My dad is 41, the 13th out of 13 kids (how ironic). He has the longest record in the family, spent the longest time in jail (he still goes to jail sometimes..), just overall the bad kid, the black sheep, and he still is.
I thought why he was that way. He’s always been a law breaker, a partier, a ladies man, since he was back in high school. A lot of people are that way but eventually they grow out of it because they have a family and a job and such. He never did. He slowed down at times but then he just went right back into it all. It wasn’t ever really bad but now it is. And simply it’s because he’s sad. Depressed. Not really a shocker. Why is he so depressed?

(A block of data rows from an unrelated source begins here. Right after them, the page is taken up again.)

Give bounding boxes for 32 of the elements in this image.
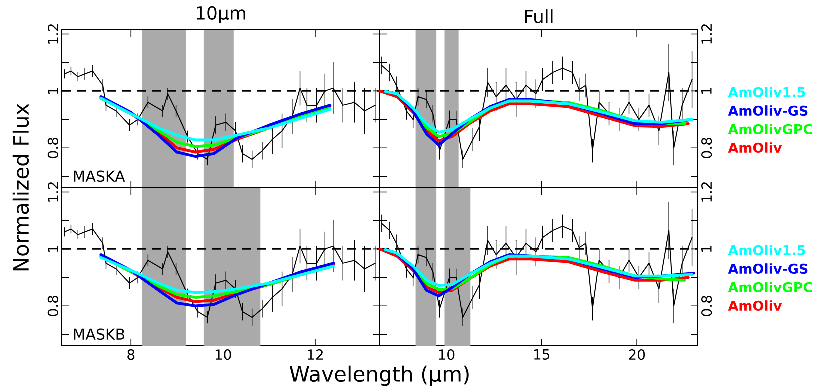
y-axis-title: Normalized Flux bbox=[12, 104, 30, 271]
y-tick-label: 0.8 bbox=[48, 138, 58, 158]
chart-title: 10μm bbox=[197, 6, 246, 24]
y-tick-label: 1.2 bbox=[48, 24, 58, 44]
x-tick-label: 10 bbox=[439, 350, 455, 360]
text: AmOlivGPC bbox=[728, 124, 812, 135]
x-tick-label: 12 bbox=[308, 350, 323, 360]
text: AmOliv1.5 bbox=[728, 245, 806, 256]
text: AmOliv-GS bbox=[728, 264, 808, 274]
y-tick-label: 0.8 bbox=[48, 296, 58, 316]
text: AmOliv bbox=[728, 142, 782, 154]
y-tick-label: 1 bbox=[48, 246, 58, 252]
x-axis-title: Wavelength (μm) bbox=[290, 366, 469, 386]
text: AmOlivGPC bbox=[728, 282, 812, 293]
annotation: MASKA bbox=[74, 170, 126, 182]
chart-title: Full bbox=[525, 10, 553, 24]
y-tick-label: 1 bbox=[48, 88, 58, 94]
y-tick-label: 1 bbox=[702, 246, 712, 252]
x-tick-label: 15 bbox=[534, 350, 550, 360]
x-tick-label: 10 bbox=[216, 350, 232, 360]
text: AmOliv1.5 bbox=[728, 87, 806, 98]
y-tick-label: 0.8 bbox=[702, 296, 712, 316]
x-tick-label: 8 bbox=[128, 350, 135, 360]
annotation: MASKB bbox=[74, 328, 125, 340]
text: AmOliv-GS bbox=[728, 106, 808, 116]
y-tick-label: 1.2 bbox=[48, 182, 58, 202]
y-tick-label: 0.8 bbox=[702, 138, 712, 158]
text: AmOliv bbox=[728, 300, 782, 312]
y-tick-label: 1.2 bbox=[702, 24, 712, 44]
y-tick-label: 1.2 bbox=[702, 182, 712, 202]
y-tick-label: 1 bbox=[702, 88, 712, 94]
x-tick-label: 20 bbox=[629, 350, 646, 360]
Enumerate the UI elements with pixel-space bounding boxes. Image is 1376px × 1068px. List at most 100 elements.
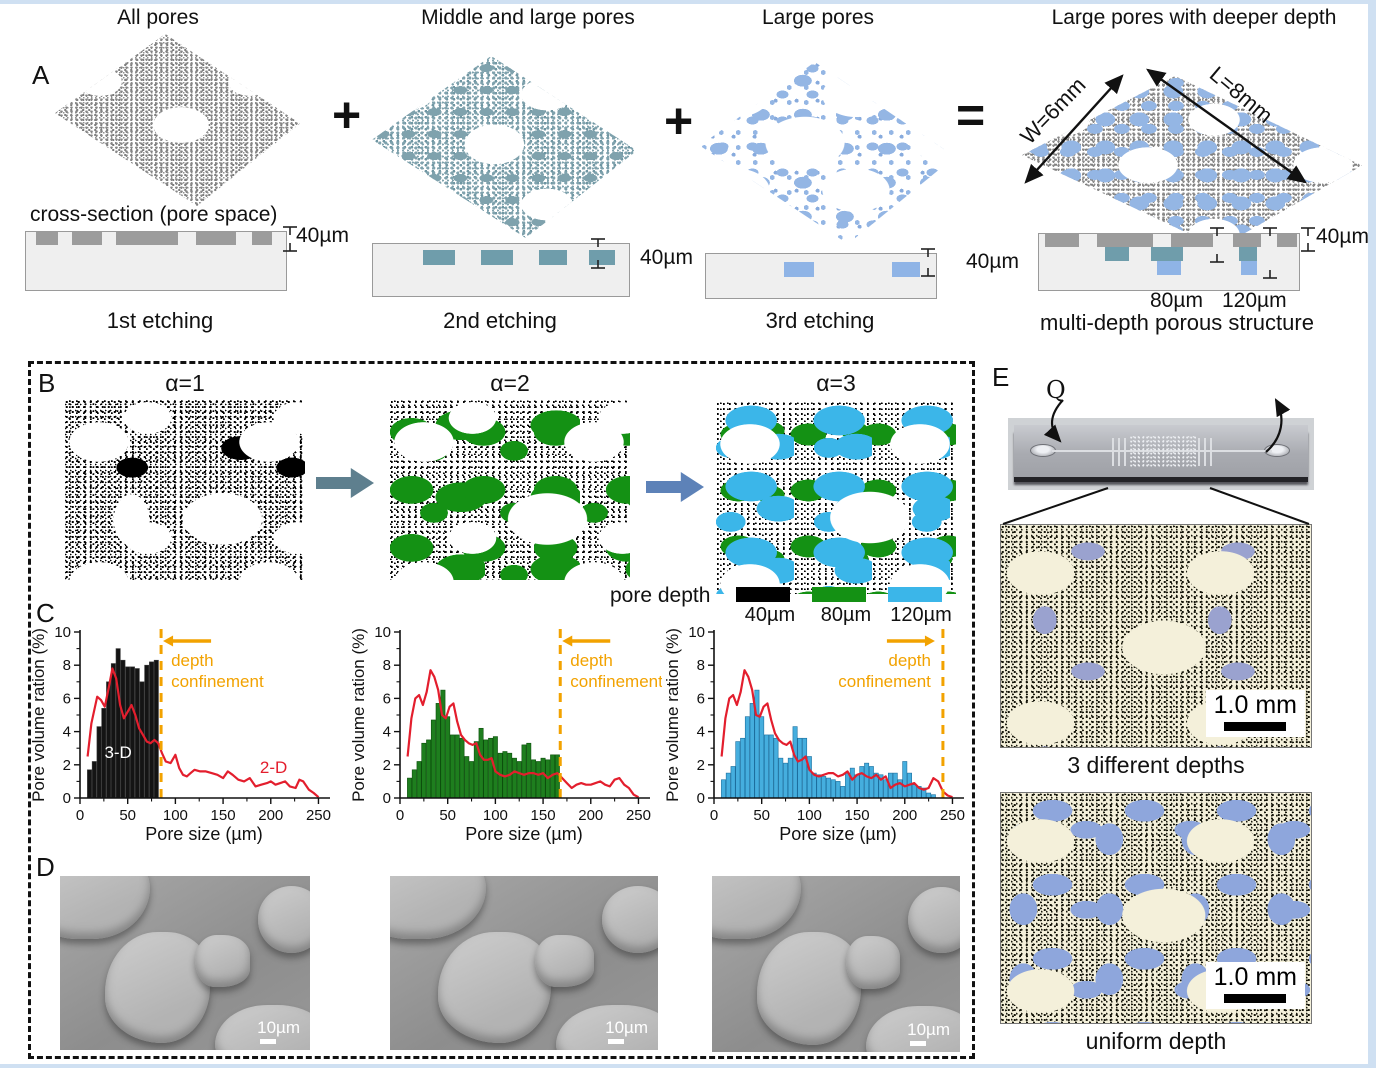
svg-text:250: 250 <box>940 807 965 824</box>
svg-text:3-D: 3-D <box>104 743 131 762</box>
svg-text:0: 0 <box>396 807 404 824</box>
svg-text:2: 2 <box>383 757 391 774</box>
etch-label-4: multi-depth porous structure <box>1040 310 1314 335</box>
title-middle-large-pores: Middle and large pores <box>421 6 635 29</box>
binary-map-alpha1 <box>65 400 305 580</box>
svg-text:confinement: confinement <box>171 672 264 691</box>
caption-uniform: uniform depth <box>1085 1028 1227 1054</box>
etch-label-1: 1st etching <box>106 308 214 333</box>
svg-text:6: 6 <box>383 690 391 707</box>
svg-text:confinement: confinement <box>570 672 662 691</box>
svg-text:8: 8 <box>383 657 391 674</box>
depth-label-2: 40µm <box>640 246 693 269</box>
svg-text:2: 2 <box>63 757 71 774</box>
sem-image-3: 10µm <box>712 876 960 1052</box>
panel-b-dashed-box <box>28 361 975 1059</box>
svg-text:200: 200 <box>258 807 283 824</box>
title-all-pores: All pores <box>117 6 199 29</box>
depth-label-80: 80µm <box>1150 289 1203 312</box>
sem-scale-label-3: 10µm <box>907 1020 950 1039</box>
svg-text:200: 200 <box>578 807 603 824</box>
scale-bar-2 <box>1224 994 1287 1003</box>
depth-label-120: 120µm <box>1222 289 1287 312</box>
scale-label-1: 1.0 mm <box>1213 691 1297 719</box>
svg-text:Pore size (µm): Pore size (µm) <box>465 824 582 844</box>
sem-scale-bar-1 <box>260 1039 276 1044</box>
svg-text:8: 8 <box>63 657 71 674</box>
svg-text:100: 100 <box>797 807 822 824</box>
svg-text:0: 0 <box>383 790 391 807</box>
title-large-pores: Large pores <box>761 6 875 29</box>
svg-text:4: 4 <box>697 724 705 741</box>
svg-text:10: 10 <box>688 624 705 641</box>
leader-line-right <box>1209 487 1310 525</box>
svg-text:Pore volume ration (%): Pore volume ration (%) <box>349 628 368 802</box>
svg-text:200: 200 <box>892 807 917 824</box>
svg-text:100: 100 <box>483 807 508 824</box>
svg-text:depth: depth <box>171 651 214 670</box>
svg-text:2: 2 <box>697 757 705 774</box>
svg-text:8: 8 <box>697 657 705 674</box>
legend-label-80um: 80µm <box>820 604 872 626</box>
pointcloud-large <box>700 62 955 244</box>
sem-scale-bar-2 <box>608 1039 624 1044</box>
svg-text:50: 50 <box>439 807 456 824</box>
pore-size-chart-alpha3: depth confinement 0 50 100 150 200 250 0 2 4 6 8 10 Po… <box>663 624 965 844</box>
plus-operator-1: + <box>332 87 362 143</box>
svg-text:10: 10 <box>54 624 71 641</box>
leader-line-left <box>1002 487 1109 525</box>
svg-text:4: 4 <box>63 724 71 741</box>
pore-size-chart-alpha1: depth confinement 0 50 100 150 200 250 0 2 4 6 8 10 Po… <box>29 624 331 844</box>
plus-operator-2: + <box>664 93 694 149</box>
etch-label-2: 2nd etching <box>443 308 557 333</box>
legend-swatch-40um <box>736 587 790 602</box>
binary-map-alpha2 <box>390 400 630 580</box>
svg-text:Pore volume ration (%): Pore volume ration (%) <box>663 628 682 802</box>
chip-inlet-array <box>1112 438 1128 466</box>
title-large-pores-deeper: Large pores with deeper depth <box>1051 6 1337 29</box>
svg-text:250: 250 <box>306 807 331 824</box>
panel-c-label: C <box>36 598 55 628</box>
alpha-2-title: α=2 <box>490 370 530 396</box>
pointcloud-middle-large <box>372 56 637 238</box>
flow-rate-q-label: Q <box>1046 376 1066 404</box>
svg-text:Pore size (µm): Pore size (µm) <box>779 824 896 844</box>
chip-outlet-array <box>1198 438 1214 466</box>
alpha-1-title: α=1 <box>165 370 205 396</box>
svg-text:250: 250 <box>626 807 651 824</box>
svg-text:0: 0 <box>710 807 718 824</box>
binary-map-alpha3 <box>716 402 956 594</box>
svg-text:depth: depth <box>888 651 931 670</box>
svg-text:6: 6 <box>697 690 705 707</box>
svg-text:2-D: 2-D <box>260 758 287 777</box>
sem-image-1: 10µm <box>60 876 310 1050</box>
legend-swatch-80um <box>812 587 866 602</box>
cross-section-title: cross-section (pore space) <box>30 203 278 226</box>
svg-text:0: 0 <box>697 790 705 807</box>
svg-text:50: 50 <box>119 807 136 824</box>
cross-section-3rd <box>705 253 937 299</box>
micrograph-uniform: 1.0 mm <box>1000 792 1312 1024</box>
sem-scale-label-2: 10µm <box>605 1018 648 1037</box>
scalebox-2: 1.0 mm <box>1205 962 1305 1009</box>
svg-text:150: 150 <box>211 807 236 824</box>
panel-a-label: A <box>32 60 50 90</box>
caption-3-depths: 3 different depths <box>1067 752 1245 778</box>
cross-section-multidepth <box>1038 233 1300 291</box>
scalebox-1: 1.0 mm <box>1205 690 1305 737</box>
panel-e-label: E <box>992 362 1010 392</box>
scale-bar-1 <box>1224 722 1287 731</box>
svg-text:150: 150 <box>531 807 556 824</box>
svg-text:150: 150 <box>845 807 870 824</box>
etch-label-3: 3rd etching <box>765 308 875 333</box>
chip-photo <box>1008 418 1314 490</box>
alpha-3-title: α=3 <box>816 370 856 396</box>
svg-text:100: 100 <box>163 807 188 824</box>
svg-text:4: 4 <box>383 724 391 741</box>
pore-depth-legend-title: pore depth <box>610 584 711 607</box>
scale-label-2: 1.0 mm <box>1213 963 1297 991</box>
legend-label-40um: 40µm <box>744 604 796 626</box>
legend-swatch-120um <box>888 587 942 602</box>
depth-label-1: 40µm <box>296 224 349 247</box>
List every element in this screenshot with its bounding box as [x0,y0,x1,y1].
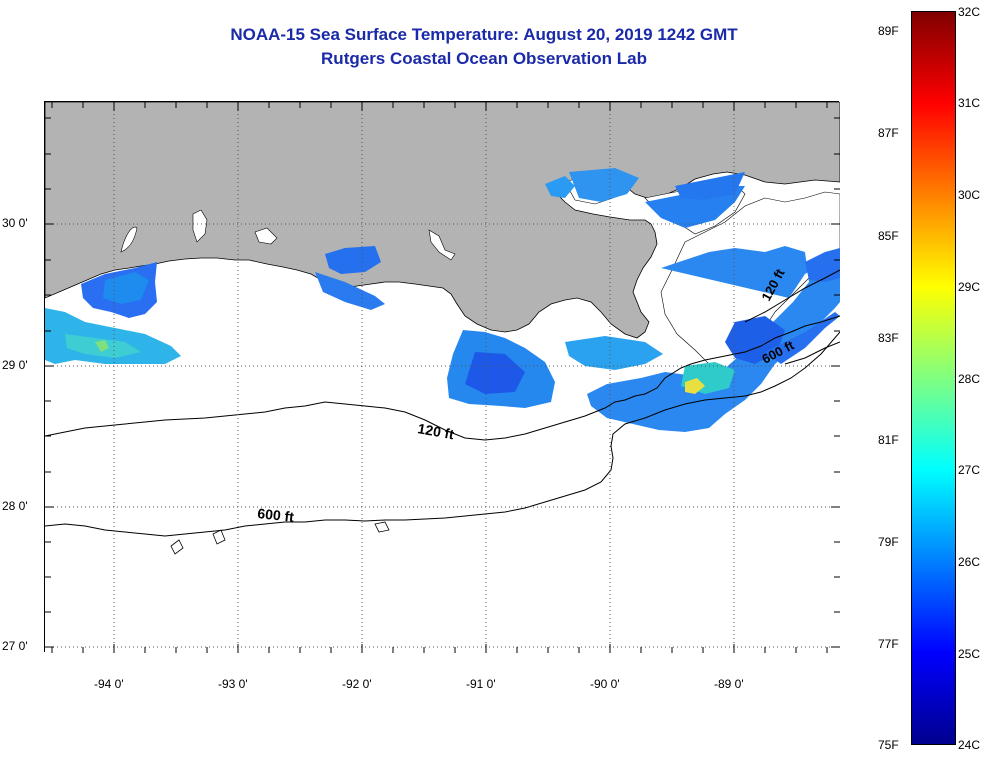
contour-120ft-east [744,269,840,323]
lon-label-92: -92 0' [342,677,372,691]
colorbar-f-87: 87F [878,126,899,140]
contour-600ft-west [45,331,840,537]
sst-data-layer [45,168,840,432]
colorbar-c-24: 24C [958,738,981,752]
colorbar-f-79: 79F [878,535,899,549]
lon-label-93: -93 0' [218,677,248,691]
lon-label-90: -90 0' [590,677,620,691]
lake-inlet [120,226,138,253]
lake-inlet [192,209,208,243]
lake-inlet [428,229,456,261]
colorbar-c-26: 26C [958,555,981,569]
lat-label-30: 30 0' [2,216,28,230]
colorbar-c-29: 29C [958,280,981,294]
lat-label-28: 28 0' [2,499,28,513]
colorbar-f-81: 81F [878,433,899,447]
colorbar-c-30: 30C [958,188,981,202]
temperature-colorbar [911,11,956,745]
contour-120ft-west [45,315,840,441]
colorbar-f-83: 83F [878,331,899,345]
colorbar-f-75: 75F [878,738,899,752]
colorbar-c-28: 28C [958,372,981,386]
colorbar-c-25: 25C [958,647,981,661]
colorbar-c-32: 32C [958,5,981,19]
contour-600ft-east [784,341,840,365]
colorbar-f-85: 85F [878,229,899,243]
contour-loop [170,539,184,555]
colorbar-c-27: 27C [958,463,981,477]
contour-label-120ft: 120 ft [416,420,455,442]
map-subtitle: Rutgers Coastal Ocean Observation Lab [321,49,647,68]
map-title: NOAA-15 Sea Surface Temperature: August … [230,25,738,44]
frame-ticks [45,102,840,653]
lon-label-91: -91 0' [466,677,496,691]
contour-loop [212,529,226,545]
lat-label-29: 29 0' [2,358,28,372]
lat-label-27: 27 0' [2,639,28,653]
lon-label-94: -94 0' [94,677,124,691]
colorbar-c-31: 31C [958,96,981,110]
lon-label-89: -89 0' [714,677,744,691]
colorbar-f-89: 89F [878,24,899,38]
map-frame: 120 ft 600 ft 120 ft 600 ft [44,101,840,653]
contour-loop [374,521,390,533]
lake-inlet [254,227,278,245]
graticule [45,102,840,653]
contour-label-600ft: 600 ft [257,505,295,525]
sst-map: 120 ft 600 ft 120 ft 600 ft [45,102,840,653]
colorbar-f-77: 77F [878,637,899,651]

My dad, like many normal people used to be, only married once in their life time. They really only loved one person, after that you can’t love another, you don’t even try. But he’s tried, and he sits there and shakes his head and wonders how people do it because people do that all the time. They love someone, then they split up, and they go and find someone else to love. He doesn’t understand how that’s possible because he says if you love someone, you’re fucked, and you know when you’re fucked because everything leads your thoughts to them, every moment of every day your mind is thinking about them, to put it simply you’re obsessed with them but not psycho insane obsessed, a good obsessed. And you also can’t ever think of someone else being as good as that person, nobody else is better, they are the one, eventually everything leads back to them. That’s when you’re fucked. I know my mom did not love him this much, that is something everyone knows. But that’s why he is so sad, he’s trying hard to just feel anything by doing drugs, partying, he lost the person that gave him feeling. He tried hard to love again, which is why so many girls came and went from his life, but he’s given up, now they just temporarily fill the void. Everything is just temporary now, constantly in search of something to give you that feeling again. It is sad that I understand the feeling.